Der Vollständigkeit halber muss man erwähnen, dass es unterschiedliche Arten von Fonds gibt, für die unterschiedliche rechtliche Rahmen bestehen. Auch der Ort, an dem der Fonds gegründet ist (Luxemburg oder Irland sind sehr beliebte Domizile), kann unterschiedliche rechtliche Aspekte beinhalten.

Privatanleger sollten offene Investmentfonds mit EU-Domizil bevorzugen, um die höchste Sicherheit für ihr Vermögen und einen schnellen Zugriff auf ihr Geld sicherzustellen.


2. Diversifikation: Fonds sind langfristig bessere Anlagen

Die Verteilung des Vermögens auf verschiedene Anlagen ist der entscheidende Vorteil von Fonds. Statt das Geld auf nur wenige Einzeltitel zu setzen, streuen Anleger mit einem Fonds in den meisten Fällen sehr breit, oft sogar weltweit und über verschiedene Anlageklassen (Aktien, Renten, Rohstoffe).

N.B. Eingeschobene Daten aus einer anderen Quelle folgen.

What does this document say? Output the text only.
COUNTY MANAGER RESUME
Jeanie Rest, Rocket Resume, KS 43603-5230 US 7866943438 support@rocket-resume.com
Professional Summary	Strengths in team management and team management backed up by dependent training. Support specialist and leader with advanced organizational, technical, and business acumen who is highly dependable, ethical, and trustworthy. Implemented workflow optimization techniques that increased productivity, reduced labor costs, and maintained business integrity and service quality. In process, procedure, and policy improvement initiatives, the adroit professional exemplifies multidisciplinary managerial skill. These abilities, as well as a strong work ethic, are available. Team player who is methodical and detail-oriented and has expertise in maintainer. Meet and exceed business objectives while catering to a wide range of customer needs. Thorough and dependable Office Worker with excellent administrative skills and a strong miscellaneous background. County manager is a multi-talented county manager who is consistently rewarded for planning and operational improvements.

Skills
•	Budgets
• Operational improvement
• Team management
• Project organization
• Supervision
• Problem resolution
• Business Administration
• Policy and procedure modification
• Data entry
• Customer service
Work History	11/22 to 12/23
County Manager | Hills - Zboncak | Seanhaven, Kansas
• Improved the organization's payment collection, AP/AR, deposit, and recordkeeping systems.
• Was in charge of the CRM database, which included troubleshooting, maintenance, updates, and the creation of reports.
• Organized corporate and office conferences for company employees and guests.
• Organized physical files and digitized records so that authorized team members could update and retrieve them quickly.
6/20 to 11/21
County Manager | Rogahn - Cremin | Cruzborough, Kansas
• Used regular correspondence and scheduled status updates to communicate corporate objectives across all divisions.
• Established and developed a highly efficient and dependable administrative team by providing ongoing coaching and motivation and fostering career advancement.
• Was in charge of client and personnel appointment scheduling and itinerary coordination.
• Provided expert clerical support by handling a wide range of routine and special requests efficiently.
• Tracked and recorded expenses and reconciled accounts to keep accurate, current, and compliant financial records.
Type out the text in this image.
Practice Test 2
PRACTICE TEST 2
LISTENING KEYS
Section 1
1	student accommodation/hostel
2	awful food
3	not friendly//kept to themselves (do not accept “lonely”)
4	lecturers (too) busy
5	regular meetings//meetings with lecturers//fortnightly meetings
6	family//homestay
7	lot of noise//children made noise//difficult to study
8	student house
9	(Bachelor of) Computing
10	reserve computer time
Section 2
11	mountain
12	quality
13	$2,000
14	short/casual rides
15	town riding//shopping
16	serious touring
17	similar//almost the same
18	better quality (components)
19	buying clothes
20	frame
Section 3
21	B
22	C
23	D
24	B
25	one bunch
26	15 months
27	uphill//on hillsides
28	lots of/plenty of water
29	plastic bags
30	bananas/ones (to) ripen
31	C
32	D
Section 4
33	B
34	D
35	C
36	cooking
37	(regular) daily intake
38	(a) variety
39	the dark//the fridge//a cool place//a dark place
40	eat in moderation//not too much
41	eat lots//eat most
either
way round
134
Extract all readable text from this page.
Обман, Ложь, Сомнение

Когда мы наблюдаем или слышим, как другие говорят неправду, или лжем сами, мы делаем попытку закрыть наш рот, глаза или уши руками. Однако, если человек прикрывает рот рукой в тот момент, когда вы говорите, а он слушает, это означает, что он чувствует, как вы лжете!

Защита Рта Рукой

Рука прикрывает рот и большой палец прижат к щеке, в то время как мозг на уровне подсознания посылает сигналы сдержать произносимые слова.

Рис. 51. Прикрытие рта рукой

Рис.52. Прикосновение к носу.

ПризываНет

Im Beitrag „Beim Stockpicking droht der Totalverlust: Beispiel Bankaktien vs. DAX-Aktien“ habe ich beispielhaft gezeigt, wie gefährlich das Investieren in Einzelwerte für Privatanleger sein kann.

Um einen Totalverlust des gesamten Fondsvermögens auszuschließen, ist ein Fondsmanager gesetzlich verpflichtet, in viele verschiedene Wertpapiere zu investieren. Das hat den Vorteil, dass nicht gleich das gesamte Kapital der Investoren gefährdet wird, wenn ein Investment schief geht (was auch den Profis passiert). EU-Gesetze wie die UCITS-Richtlinie verpflichten Fonds, vorgegebene prozentuale Gewichtungen einzuhalten. Die Einhaltung wird durch die Depotbank und die Aufsichtsbehörden überwacht. Ein klassischer Publikumsfonds hat daher selten mehr als 5 % seines Fondsvermögens in einem einzelnen Wertpapier investiert.

In der Finanzwelt heißt dieses Prinzip Diversifikation. Damit erhöht man die Chancen und baut die Risiken eines Portfolios ab.

3. Fondsarten: In was investieren?

Es gibt eine Vielzahl von Spezifikationen in der Fondslandschaft. Die unten genannten Fondsarten unterteilen sich meist auch nochmal in Subarten, je nach Anlagestrategie, Branche oder regionaler Schwerpunkte.

Privatanleger brauchen nur wenige Fondsarten zu kennen. Ich habe die wichtigsten fett markiert.

Aktienfonds: Fonds mit dem Label „Aktienfonds“ investieren zum überwiegenden Teil in Aktien.

Rentenfonds: Fonds, die zum überwiegenden Teil in die Anlageklasse Anleihen investieren.

Mischfonds: kombinieren Aktien und Renten zu einem Gesamtportfolio. Auch Edelmetalle und andere Anlageklassen können sich im Fonds befinden.

Wertgesicherte Fonds: auch Garantiefonds genannt. Zahlen dem Anleger am Ende einer vordefinierten Anlageperiode die Mindestanlage zurück. Verkaufsargument: Rendite ohne Risiko. Klappt in der Praxis selten. (1)

Offene Immobilienfonds: investieren überwiegend in Gewerbeimmobilien. Der Zusatz „offen“ bedeutet, dass die Anzahl der Investoren nicht limitiert ist. Das hat den Vorteil, dass Anleger jederzeit auch wieder aussteigen können.

Geldmarktfonds: investieren in sehr kurzfristige Zinspapiere und Termingelder (Laufzeit unter 12 Monaten). Geldmarktfonds sind „Parkplätze“ für Liquidität und werden vor allem von Großinvestoren und Unternehmen genutzt. Das Ziel ist selten eine Rendite zu erzielen, sondern Gelder zu diversifizieren.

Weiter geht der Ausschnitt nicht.